Trying to secretly sneak a couple of crackers and some cheese after your lass has gone to bed, and getting the bloody crockery out making a hell of a lot more noise than usual!!![]()
Lads who use cubicles to get a piss in the first place (what are they hiding??)
People who used the word "obviously" all the time, when clearly what they are on about is not! I always ask them why it's obvious.
Cabbies who think that by just sitting in their taxi you have somehow said: "Yes, I'm really tired because I've just travelled 300 miles, but do please starting moaning about every last thing in life that annoys you, even if that is a list some four hundred items long and it does make you sound like you regularly dig shallow graves in woodland."
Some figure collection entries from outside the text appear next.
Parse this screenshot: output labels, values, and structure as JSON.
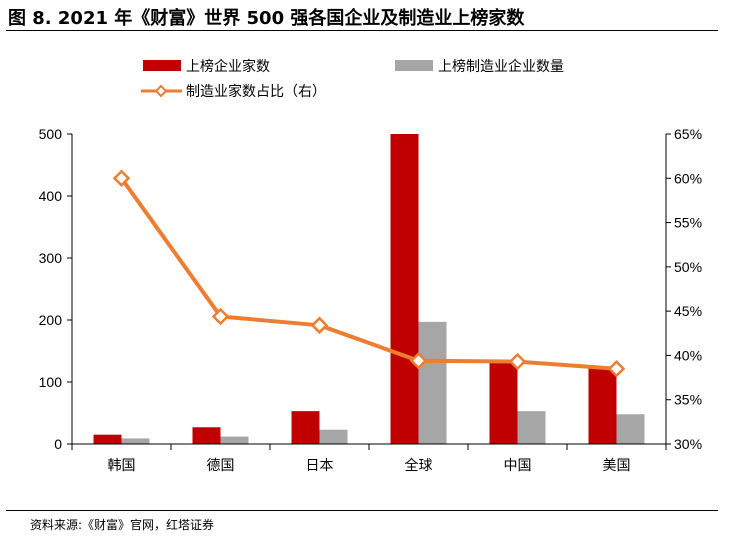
{
  "figure": {
    "title": "图 8. 2021 年《财富》世界 500 强各国企业及制造业上榜家数",
    "source": "资料来源:《财富》官网，红塔证券"
  },
  "chart_data": {
    "type": "bar",
    "categories": [
      "韩国",
      "德国",
      "日本",
      "全球",
      "中国",
      "美国"
    ],
    "series": [
      {
        "name": "上榜企业家数",
        "type": "bar",
        "axis": "left",
        "color": "#c00000",
        "values": [
          15,
          27,
          53,
          500,
          135,
          122
        ]
      },
      {
        "name": "上榜制造业企业数量",
        "type": "bar",
        "axis": "left",
        "color": "#a6a6a6",
        "values": [
          9,
          12,
          23,
          197,
          53,
          48
        ]
      },
      {
        "name": "制造业家数占比（右）",
        "type": "line",
        "axis": "right",
        "color": "#ed7d31",
        "marker": "diamond",
        "values": [
          0.6,
          0.444,
          0.434,
          0.394,
          0.393,
          0.385
        ]
      }
    ],
    "y_left": {
      "lim": [
        0,
        500
      ],
      "ticks": [
        0,
        100,
        200,
        300,
        400,
        500
      ],
      "tick_labels": [
        "0",
        "100",
        "200",
        "300",
        "400",
        "500"
      ]
    },
    "y_right": {
      "lim": [
        0.3,
        0.65
      ],
      "ticks": [
        0.3,
        0.35,
        0.4,
        0.45,
        0.5,
        0.55,
        0.6,
        0.65
      ],
      "tick_labels": [
        "30%",
        "35%",
        "40%",
        "45%",
        "50%",
        "55%",
        "60%",
        "65%"
      ]
    },
    "legend_position": "top",
    "grid": false,
    "xlabel": "",
    "ylabel": ""
  }
}
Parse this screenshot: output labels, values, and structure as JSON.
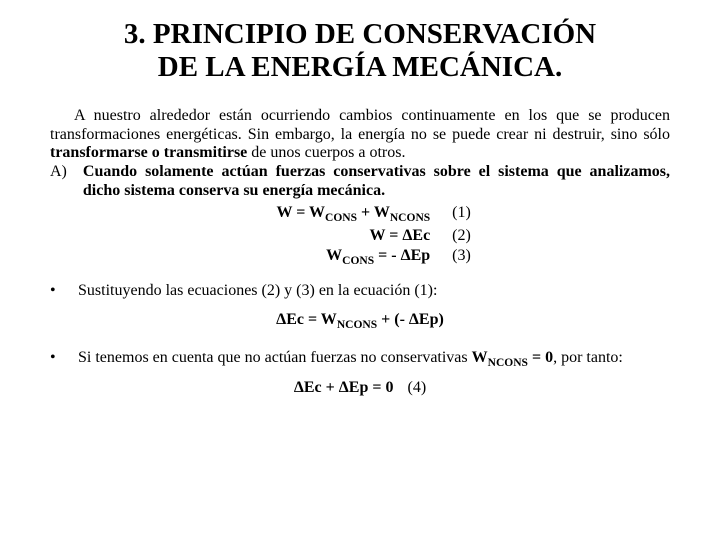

People who eat food in shops.
People who talk on their mobiles when they're being served in shops.
People who can't walk IN A STRAIGHT f***ing LINE.
People who get to the top of an escalator, and stop to look around.
People who don't indicate. People who do indicate, but do it wrong. People who do indicate, do it right, but drive a car that annoys me (anything from a Multipla to a Subaru), have a fat exhaust, have anything to do with 'princess' on their car, or have their name in letters on the back.
People who stink of deodorant spray. People who stink of sweat.
Women who think that sucking in their cheeks as if someone's just vacuumed out their insides somehow makes them look sexy. Men who call women 'females'.
Headphones that spend every moment plotting in your pocket about how to tangle when you're not looking.
People who think they are right.
Pleather. Litter. Spines. People who don't know when to shut up. Hangnails. The new bog roll dispensers at work that are like tiny anuses that shit bits of paper at you if you are lucky and they are not constipated. Celebrity magazines. Lifestyle articles in newspapers. Snots that you think will be cornflake snots but turn out disappointing. Religious people knocking at the door on Saturday morning, and looking like they have escaped from the cast of Freaks. People who gossip about celebrities like they know them. Really? Divorced? Never! Who are the fuck are these people again?
Novelty tee-shirts. Is it really beer o'clock? Are you really 'champion pussy eater' or are you just a very overweight man who looks like he interferes with children?